Future studies would benefit from exploring disorder-specific associations between the DAWBA’s three anxiety band scores and subscales of established measures within diagnostically homogenous groups. More precise approaches such as these would allow for more rigorous evaluation of the DAWBA’s anxiety band scores specific to particular symptom clusters. Additionally, assessing the DAWBA’s parent- and child-generated band scores individually in relation to established clinical measures remains important for refining the way in which semi-structured lay interviews differentially weight parents’ and children’s response data to optimize predictions. Finally, future studies should explicitly evaluate the DAWBA band scores with repeated administrations across treatment to more thoroughly assess sensitivity to treatment response.
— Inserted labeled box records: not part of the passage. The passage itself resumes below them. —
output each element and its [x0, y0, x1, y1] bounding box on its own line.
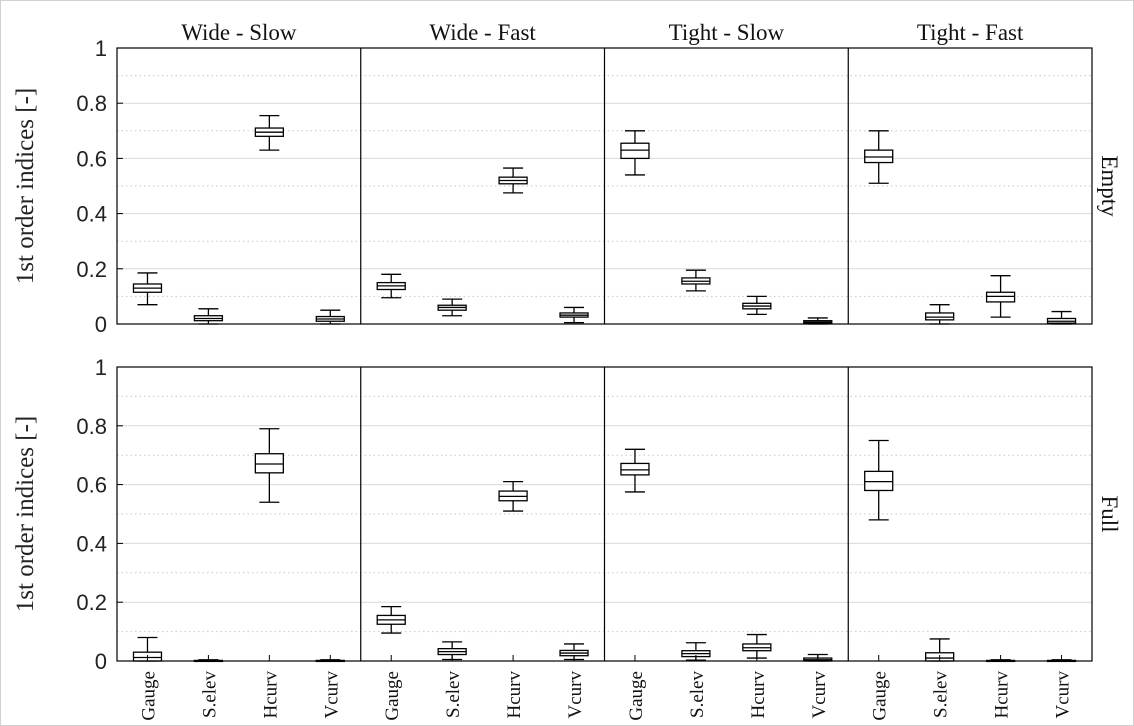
y-tick-label: 0.8	[76, 91, 107, 116]
box-gauge	[376, 273, 406, 299]
x-tick-label: Hcurv	[260, 671, 281, 719]
box-iqr	[254, 453, 284, 474]
column-title: Wide - Slow	[181, 20, 297, 45]
box-gauge	[620, 448, 650, 493]
box-selev	[681, 269, 711, 292]
x-tick-label: S.elev	[687, 671, 708, 718]
y-axis-label: 1st order indices [-]	[12, 416, 39, 612]
y-tick-label: 0	[95, 649, 107, 674]
x-tick-label: Gauge	[138, 671, 159, 721]
box-hcurv	[254, 428, 284, 503]
y-tick-label: 0.8	[76, 414, 107, 439]
box-hcurv	[742, 295, 772, 315]
x-tick-label: Gauge	[382, 671, 403, 721]
row-label: Empty	[1097, 155, 1122, 217]
y-tick-label: 1	[95, 36, 107, 61]
chart-labels: 0 0.2 0.4 0.6 0.8 1 1st order indices [-] Empty…	[12, 20, 1122, 721]
y-tick-label: 0.4	[76, 531, 107, 556]
box-iqr	[864, 470, 894, 492]
x-tick-label: S.elev	[199, 671, 220, 718]
x-tick-label: Hcurv	[504, 671, 525, 719]
y-tick-label: 0.6	[76, 473, 107, 498]
x-tick-label: Gauge	[626, 671, 647, 721]
box-hcurv	[985, 275, 1016, 318]
box-hcurv	[498, 481, 528, 512]
box-gauge	[864, 439, 894, 521]
x-tick-label: Hcurv	[748, 671, 769, 719]
box-selev	[437, 641, 467, 661]
x-tick-label: S.elev	[443, 671, 464, 718]
x-tick-label: Vcurv	[565, 671, 586, 719]
y-axis-label: 1st order indices [-]	[12, 88, 39, 284]
x-tick-label: Vcurv	[1053, 671, 1074, 719]
box-selev	[193, 308, 224, 325]
y-tick-label: 0	[95, 312, 107, 337]
column-title: Tight - Slow	[669, 20, 785, 45]
x-tick-label: Hcurv	[992, 671, 1013, 719]
box-iqr	[925, 312, 955, 321]
y-tick-label: 0.2	[76, 590, 107, 615]
box-iqr	[864, 149, 894, 164]
x-tick-label: Vcurv	[321, 671, 342, 719]
x-tick-label: Gauge	[870, 671, 891, 721]
box-vcurv	[803, 317, 833, 325]
box-hcurv	[742, 633, 772, 659]
box-hcurv	[498, 167, 528, 194]
box-gauge	[132, 272, 163, 306]
column-title: Tight - Fast	[917, 20, 1024, 45]
y-tick-label: 1	[95, 355, 107, 380]
x-tick-label: Vcurv	[809, 671, 830, 719]
y-tick-label: 0.6	[76, 146, 107, 171]
column-title: Wide - Fast	[429, 20, 536, 45]
box-gauge	[864, 130, 894, 184]
box-selev	[925, 304, 955, 325]
box-gauge	[620, 130, 650, 176]
x-tick-label: S.elev	[931, 671, 952, 718]
box-iqr	[985, 291, 1016, 303]
box-vcurv	[559, 306, 589, 324]
box-iqr	[620, 462, 650, 476]
y-tick-label: 0.4	[76, 202, 107, 227]
box-gauge	[376, 605, 406, 634]
box-selev	[437, 298, 467, 317]
y-tick-label: 0.2	[76, 257, 107, 282]
row-label: Full	[1097, 495, 1122, 532]
box-vcurv	[315, 309, 345, 325]
box-vcurv	[1046, 310, 1077, 325]
box-iqr	[620, 142, 650, 160]
box-hcurv	[254, 114, 284, 151]
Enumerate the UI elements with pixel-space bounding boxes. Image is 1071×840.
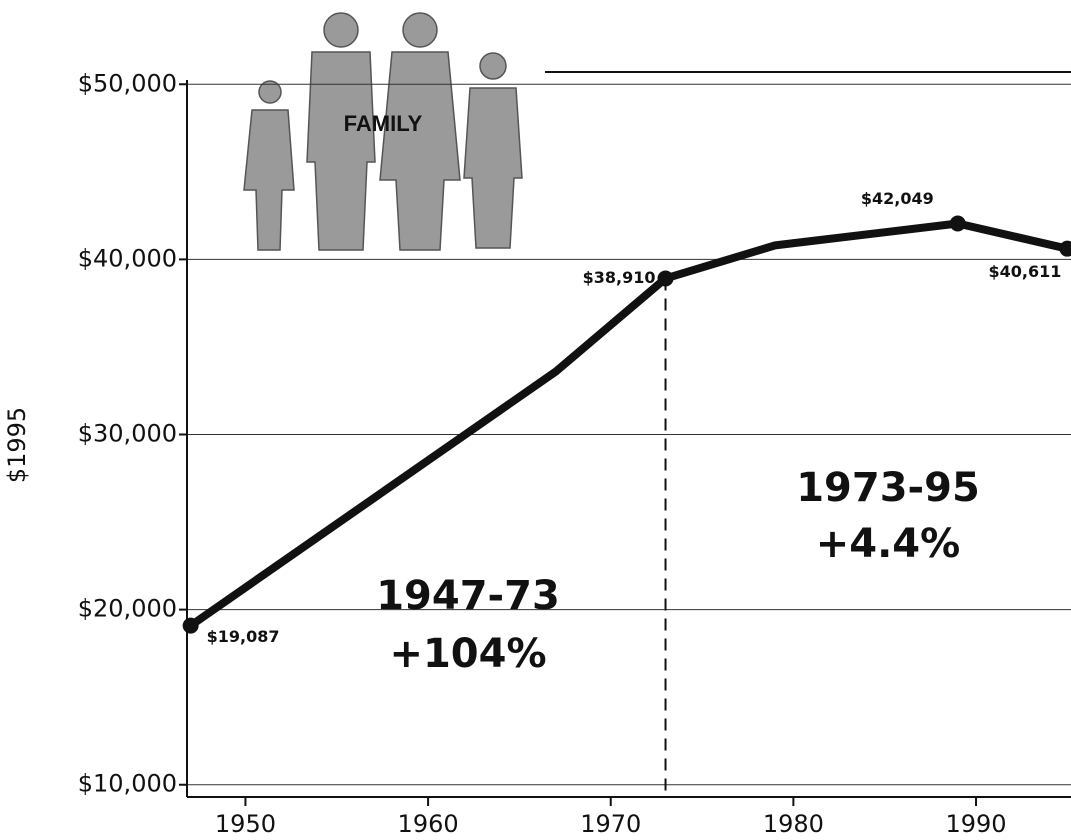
chart: FAMILY $1995 1947-73 +104% 1973-95 +4.4%…: [0, 0, 1071, 840]
value-label: $42,049: [861, 189, 934, 208]
value-label: $38,910: [583, 268, 656, 287]
value-label: $40,611: [988, 262, 1061, 281]
y-tick-label: $40,000: [78, 244, 177, 272]
point: [183, 618, 199, 634]
legend-label: FAMILY: [344, 111, 423, 136]
annotation: 1973-95: [796, 465, 980, 511]
annotation: +104%: [389, 631, 546, 677]
y-tick-label: $30,000: [78, 420, 177, 448]
y-axis-label: $1995: [3, 407, 31, 483]
point: [1059, 241, 1071, 257]
x-tick-label: 1950: [215, 810, 276, 838]
annotation: 1947-73: [376, 573, 560, 619]
point: [950, 215, 966, 231]
x-tick-label: 1970: [580, 810, 641, 838]
value-label: $19,087: [207, 627, 280, 646]
x-tick-label: 1990: [945, 810, 1006, 838]
x-tick-label: 1960: [398, 810, 459, 838]
y-tick-label: $50,000: [78, 69, 177, 97]
point: [658, 270, 674, 286]
y-tick-label: $10,000: [78, 770, 177, 798]
annotation: +4.4%: [816, 521, 960, 567]
y-tick-label: $20,000: [78, 595, 177, 623]
x-tick-label: 1980: [763, 810, 824, 838]
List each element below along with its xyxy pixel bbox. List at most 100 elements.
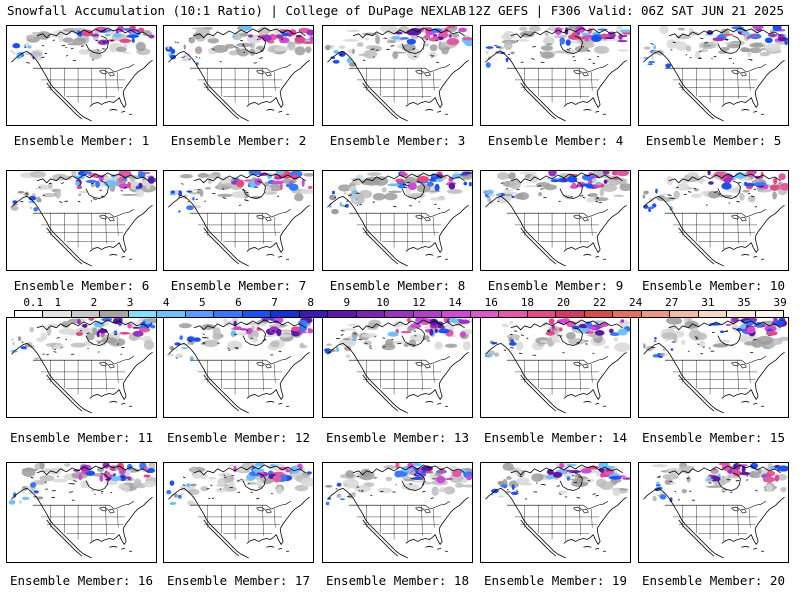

In conclusion, this is one of the first studies to examine the DAWBA in relation to validated and widely used measures of internalizing psychopathology in a sample of treatment-seeking youth. Principally, our findings suggest that the DAWBA may be an effective tool for screening youth anxiety and depression at relatively transient timescales in relation to established clinical and self-reported measures. However, the DAWBA appeared to be notably limited in predicting anxious participants’ symptom progression across treatment. Despite this, our results suggest some potential for clinical utility in identifying internalizing symptomology among treatment-seeking youth; future studies should further evaluate the DAWBA’s validity and reliability as a scalable tool for mental health screening and assessment.